20 de septiembre de 2008

Estírate, chaval

Como el único deporte que hago son los 30 metros vallas para coger el Metro y trabajo (bueno, digamos que estoy, porque trabajar, trabajar, más bien poco) 8 horas desmadejado ante un ordenador, tengo la espalda llenita de contracturas.
Fui al fisio con la esperanza de que me tumbara en una camilla y, mientras yo babeaba como Homer en el sofá, me diera una paliza, colocando y descolocando, para salir de allí con la espalda como el culito de un bebé.

Pero como casi siempre suele suceder, mi gozo cayó en un pozo.
La fisio me toco la espalda en plan ninja, apretando con dos dedos mientras yo me retorcía como una almeja al sentir el limón y, cuando ya empezaba a notar la babilla de placer que resbalaba por mis labios, retiró la mano y me dijo que lo que tenía que hacer era estirarme, igual que los camareros cuando te has tomado cuatro cubatas seguidos.

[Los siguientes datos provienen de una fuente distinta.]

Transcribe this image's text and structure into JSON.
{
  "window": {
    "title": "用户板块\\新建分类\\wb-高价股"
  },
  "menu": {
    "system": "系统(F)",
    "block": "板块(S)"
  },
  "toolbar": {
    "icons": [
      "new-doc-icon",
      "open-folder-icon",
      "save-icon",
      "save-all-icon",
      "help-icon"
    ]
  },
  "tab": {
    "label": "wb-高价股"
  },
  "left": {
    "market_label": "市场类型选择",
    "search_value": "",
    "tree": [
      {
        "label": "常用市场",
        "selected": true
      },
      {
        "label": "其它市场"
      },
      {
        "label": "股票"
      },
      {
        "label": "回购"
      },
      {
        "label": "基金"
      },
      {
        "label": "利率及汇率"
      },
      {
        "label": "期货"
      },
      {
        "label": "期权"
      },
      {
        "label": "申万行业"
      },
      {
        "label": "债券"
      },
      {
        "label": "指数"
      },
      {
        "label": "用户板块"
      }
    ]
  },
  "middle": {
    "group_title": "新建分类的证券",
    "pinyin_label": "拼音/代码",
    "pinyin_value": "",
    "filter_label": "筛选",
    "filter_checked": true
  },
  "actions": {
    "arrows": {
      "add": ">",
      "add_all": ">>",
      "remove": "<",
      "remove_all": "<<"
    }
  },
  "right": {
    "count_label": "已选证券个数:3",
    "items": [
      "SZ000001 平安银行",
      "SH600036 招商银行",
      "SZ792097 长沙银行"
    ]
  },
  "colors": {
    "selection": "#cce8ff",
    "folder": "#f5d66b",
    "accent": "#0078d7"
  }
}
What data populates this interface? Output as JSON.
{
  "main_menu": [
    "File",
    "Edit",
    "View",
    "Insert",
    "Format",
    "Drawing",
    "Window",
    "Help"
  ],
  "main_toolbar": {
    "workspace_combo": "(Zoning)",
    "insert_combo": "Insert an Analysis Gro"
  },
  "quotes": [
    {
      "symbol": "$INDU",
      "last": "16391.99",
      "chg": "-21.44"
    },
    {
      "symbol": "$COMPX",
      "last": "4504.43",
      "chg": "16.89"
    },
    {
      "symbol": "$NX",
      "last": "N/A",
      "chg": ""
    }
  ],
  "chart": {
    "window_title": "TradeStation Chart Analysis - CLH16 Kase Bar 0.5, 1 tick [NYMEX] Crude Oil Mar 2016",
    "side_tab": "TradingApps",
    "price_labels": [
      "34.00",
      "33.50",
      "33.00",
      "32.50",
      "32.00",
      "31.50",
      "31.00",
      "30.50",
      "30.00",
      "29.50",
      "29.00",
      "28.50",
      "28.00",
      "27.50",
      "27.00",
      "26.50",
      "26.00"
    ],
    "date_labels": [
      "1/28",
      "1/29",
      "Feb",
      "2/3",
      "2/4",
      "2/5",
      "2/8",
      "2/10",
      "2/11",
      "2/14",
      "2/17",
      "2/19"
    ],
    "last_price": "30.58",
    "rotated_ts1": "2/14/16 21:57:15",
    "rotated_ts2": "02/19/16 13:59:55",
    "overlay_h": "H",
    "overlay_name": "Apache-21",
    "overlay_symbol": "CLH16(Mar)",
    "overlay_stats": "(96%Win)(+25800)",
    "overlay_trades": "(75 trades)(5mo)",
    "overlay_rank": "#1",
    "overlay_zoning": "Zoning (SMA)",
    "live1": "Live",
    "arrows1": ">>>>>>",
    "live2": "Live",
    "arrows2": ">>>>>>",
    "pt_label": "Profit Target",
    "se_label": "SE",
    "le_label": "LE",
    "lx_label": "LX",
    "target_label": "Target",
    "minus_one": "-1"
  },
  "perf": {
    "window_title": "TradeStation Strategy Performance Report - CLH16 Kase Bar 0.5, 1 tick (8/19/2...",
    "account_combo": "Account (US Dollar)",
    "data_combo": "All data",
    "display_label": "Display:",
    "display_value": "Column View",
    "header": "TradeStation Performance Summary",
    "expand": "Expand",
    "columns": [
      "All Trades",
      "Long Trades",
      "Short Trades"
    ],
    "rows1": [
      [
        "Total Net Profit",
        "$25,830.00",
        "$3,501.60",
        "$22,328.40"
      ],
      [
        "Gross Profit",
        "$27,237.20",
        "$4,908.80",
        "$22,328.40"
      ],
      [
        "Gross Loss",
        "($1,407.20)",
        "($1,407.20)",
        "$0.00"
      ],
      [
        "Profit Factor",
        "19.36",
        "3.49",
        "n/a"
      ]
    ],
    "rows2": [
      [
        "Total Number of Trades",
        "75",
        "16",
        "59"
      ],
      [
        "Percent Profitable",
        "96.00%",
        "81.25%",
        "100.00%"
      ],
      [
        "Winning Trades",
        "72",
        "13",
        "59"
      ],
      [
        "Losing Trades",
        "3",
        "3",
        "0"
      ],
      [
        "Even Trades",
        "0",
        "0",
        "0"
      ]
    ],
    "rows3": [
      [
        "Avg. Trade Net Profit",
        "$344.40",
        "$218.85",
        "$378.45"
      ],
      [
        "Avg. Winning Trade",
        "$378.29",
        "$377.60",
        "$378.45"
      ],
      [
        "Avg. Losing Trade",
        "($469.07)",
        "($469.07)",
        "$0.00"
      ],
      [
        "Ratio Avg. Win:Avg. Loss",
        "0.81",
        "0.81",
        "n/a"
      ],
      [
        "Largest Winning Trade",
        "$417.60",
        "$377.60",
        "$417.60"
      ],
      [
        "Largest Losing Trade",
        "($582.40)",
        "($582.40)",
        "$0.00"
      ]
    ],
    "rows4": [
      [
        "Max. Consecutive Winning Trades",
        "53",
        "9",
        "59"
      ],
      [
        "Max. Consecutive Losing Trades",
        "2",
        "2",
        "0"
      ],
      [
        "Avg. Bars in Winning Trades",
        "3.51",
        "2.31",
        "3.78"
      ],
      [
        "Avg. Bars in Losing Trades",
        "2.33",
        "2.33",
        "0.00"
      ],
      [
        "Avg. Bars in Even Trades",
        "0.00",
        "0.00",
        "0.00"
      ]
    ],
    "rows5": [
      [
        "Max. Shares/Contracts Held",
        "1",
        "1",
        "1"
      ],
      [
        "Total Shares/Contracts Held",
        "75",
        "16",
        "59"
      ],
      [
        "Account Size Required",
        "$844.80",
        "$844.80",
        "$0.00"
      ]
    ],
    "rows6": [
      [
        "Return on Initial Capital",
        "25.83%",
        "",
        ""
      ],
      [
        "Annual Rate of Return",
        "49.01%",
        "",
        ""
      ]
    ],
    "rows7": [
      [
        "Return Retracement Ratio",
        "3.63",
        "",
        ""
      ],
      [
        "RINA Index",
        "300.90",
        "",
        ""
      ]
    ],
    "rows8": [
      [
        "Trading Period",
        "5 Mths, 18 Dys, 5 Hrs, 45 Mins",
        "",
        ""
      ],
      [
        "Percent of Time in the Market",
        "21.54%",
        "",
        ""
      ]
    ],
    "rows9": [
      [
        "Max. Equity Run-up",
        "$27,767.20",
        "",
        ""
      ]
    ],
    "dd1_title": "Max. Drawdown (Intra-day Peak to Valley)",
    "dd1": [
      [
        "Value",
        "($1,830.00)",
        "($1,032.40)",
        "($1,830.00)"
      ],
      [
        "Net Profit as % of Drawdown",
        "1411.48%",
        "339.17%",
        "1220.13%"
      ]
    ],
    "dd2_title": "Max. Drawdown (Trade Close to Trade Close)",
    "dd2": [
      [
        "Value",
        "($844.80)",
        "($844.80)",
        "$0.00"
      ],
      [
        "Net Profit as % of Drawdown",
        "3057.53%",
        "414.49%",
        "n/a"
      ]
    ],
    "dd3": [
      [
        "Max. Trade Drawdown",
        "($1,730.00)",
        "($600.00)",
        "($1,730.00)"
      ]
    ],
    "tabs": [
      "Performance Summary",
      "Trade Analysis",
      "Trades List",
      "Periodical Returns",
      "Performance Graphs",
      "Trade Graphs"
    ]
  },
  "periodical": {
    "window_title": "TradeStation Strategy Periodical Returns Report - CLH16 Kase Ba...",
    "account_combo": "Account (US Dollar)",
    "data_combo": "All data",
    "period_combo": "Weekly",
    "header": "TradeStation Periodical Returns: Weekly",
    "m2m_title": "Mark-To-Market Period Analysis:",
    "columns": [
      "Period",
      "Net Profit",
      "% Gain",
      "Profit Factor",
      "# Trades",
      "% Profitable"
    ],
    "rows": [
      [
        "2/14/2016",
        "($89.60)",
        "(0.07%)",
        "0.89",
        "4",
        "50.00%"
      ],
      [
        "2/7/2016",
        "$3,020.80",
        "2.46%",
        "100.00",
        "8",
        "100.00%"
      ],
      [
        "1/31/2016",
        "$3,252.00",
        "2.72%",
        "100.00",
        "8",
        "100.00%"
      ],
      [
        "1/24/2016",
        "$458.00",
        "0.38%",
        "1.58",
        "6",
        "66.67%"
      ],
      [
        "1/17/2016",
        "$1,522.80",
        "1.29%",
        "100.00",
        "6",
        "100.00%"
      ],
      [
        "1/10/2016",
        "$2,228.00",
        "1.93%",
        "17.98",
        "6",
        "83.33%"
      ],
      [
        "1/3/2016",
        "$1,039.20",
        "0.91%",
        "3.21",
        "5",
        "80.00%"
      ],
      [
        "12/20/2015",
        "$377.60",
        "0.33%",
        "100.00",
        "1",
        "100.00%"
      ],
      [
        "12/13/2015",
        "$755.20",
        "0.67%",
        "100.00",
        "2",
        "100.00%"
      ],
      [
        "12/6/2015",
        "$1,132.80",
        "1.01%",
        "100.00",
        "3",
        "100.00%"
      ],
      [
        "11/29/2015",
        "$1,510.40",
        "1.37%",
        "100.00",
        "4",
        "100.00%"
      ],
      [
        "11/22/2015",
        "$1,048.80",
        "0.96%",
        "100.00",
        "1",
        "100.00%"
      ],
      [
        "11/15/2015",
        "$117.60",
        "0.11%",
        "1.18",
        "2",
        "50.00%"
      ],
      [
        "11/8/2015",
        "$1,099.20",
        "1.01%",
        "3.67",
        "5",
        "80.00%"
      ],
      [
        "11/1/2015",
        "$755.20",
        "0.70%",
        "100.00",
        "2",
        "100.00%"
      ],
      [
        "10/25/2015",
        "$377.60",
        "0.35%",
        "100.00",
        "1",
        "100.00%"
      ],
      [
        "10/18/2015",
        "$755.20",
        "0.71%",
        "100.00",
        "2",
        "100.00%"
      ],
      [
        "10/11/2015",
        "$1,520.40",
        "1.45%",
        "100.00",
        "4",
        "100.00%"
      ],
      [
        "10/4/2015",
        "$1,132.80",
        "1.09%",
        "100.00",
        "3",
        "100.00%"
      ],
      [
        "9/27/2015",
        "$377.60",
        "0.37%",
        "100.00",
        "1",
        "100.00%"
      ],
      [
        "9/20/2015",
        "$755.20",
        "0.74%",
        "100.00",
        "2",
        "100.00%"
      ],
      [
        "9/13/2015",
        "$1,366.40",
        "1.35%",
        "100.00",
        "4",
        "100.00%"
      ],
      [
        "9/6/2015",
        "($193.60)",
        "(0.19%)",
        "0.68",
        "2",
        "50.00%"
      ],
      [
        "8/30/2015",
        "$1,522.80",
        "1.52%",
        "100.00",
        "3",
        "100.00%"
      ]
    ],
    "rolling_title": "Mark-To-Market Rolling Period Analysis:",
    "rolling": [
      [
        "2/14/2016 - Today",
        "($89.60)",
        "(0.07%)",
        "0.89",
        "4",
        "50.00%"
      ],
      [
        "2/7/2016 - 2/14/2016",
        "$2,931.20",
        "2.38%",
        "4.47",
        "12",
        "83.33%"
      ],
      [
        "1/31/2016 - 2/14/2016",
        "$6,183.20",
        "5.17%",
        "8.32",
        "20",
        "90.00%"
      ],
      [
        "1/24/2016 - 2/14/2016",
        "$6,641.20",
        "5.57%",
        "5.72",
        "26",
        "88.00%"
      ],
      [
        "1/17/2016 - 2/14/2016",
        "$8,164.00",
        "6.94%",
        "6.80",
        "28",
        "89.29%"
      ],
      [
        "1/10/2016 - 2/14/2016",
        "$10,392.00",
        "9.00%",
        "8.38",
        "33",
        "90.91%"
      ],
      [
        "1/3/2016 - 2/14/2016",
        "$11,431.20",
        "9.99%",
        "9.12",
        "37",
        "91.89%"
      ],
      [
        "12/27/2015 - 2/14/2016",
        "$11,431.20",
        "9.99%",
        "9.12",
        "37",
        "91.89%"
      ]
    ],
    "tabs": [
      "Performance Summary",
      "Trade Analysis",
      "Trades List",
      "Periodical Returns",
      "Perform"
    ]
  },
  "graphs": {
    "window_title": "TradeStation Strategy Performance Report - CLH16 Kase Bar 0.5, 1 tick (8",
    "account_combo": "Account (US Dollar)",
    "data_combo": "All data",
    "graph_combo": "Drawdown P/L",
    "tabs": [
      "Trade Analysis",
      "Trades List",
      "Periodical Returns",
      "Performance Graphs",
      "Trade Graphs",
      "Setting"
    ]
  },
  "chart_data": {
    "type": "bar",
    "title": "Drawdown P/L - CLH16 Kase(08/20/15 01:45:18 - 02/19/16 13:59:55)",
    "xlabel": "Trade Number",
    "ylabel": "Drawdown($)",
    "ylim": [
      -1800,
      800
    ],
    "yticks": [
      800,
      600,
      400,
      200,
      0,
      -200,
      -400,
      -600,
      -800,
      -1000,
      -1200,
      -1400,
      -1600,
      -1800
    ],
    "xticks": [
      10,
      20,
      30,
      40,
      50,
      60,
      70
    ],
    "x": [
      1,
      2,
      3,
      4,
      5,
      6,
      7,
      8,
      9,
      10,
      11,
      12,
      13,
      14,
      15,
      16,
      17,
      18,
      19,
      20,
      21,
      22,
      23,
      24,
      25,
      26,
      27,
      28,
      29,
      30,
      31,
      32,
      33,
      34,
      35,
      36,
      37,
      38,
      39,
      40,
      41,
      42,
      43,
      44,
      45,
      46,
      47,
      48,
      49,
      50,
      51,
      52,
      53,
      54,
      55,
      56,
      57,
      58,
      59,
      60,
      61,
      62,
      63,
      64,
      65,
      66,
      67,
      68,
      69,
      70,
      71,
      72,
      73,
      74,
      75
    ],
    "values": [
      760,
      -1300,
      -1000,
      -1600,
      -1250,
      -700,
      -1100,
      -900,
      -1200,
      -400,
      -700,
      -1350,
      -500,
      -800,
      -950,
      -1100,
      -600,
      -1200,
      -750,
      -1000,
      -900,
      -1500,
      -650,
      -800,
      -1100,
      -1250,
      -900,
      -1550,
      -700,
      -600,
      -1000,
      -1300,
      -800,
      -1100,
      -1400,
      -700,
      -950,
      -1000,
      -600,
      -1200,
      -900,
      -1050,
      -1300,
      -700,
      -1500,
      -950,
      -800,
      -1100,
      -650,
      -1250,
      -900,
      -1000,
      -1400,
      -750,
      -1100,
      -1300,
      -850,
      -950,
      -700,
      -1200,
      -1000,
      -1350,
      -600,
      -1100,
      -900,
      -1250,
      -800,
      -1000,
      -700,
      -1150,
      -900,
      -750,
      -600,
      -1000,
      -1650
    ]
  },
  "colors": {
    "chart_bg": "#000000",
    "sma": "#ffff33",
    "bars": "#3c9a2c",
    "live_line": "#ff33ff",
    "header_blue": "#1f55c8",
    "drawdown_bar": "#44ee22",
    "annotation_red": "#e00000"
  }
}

Abatido, abandoné la consulta de la fisio.
Yo, que imaginaba mis tardes llenas de masajes, velitas y música del Tibet, como las tardes de la gente guapa y simpática que sale en las revistas, me veo como los osos de los documentales, restregando la espalda en los árboles del barrio para marcar el territorio.
El mundo sigue siendo injusto y yo soy un millonario excéntrico atrapado en el cuerpo de un pobre.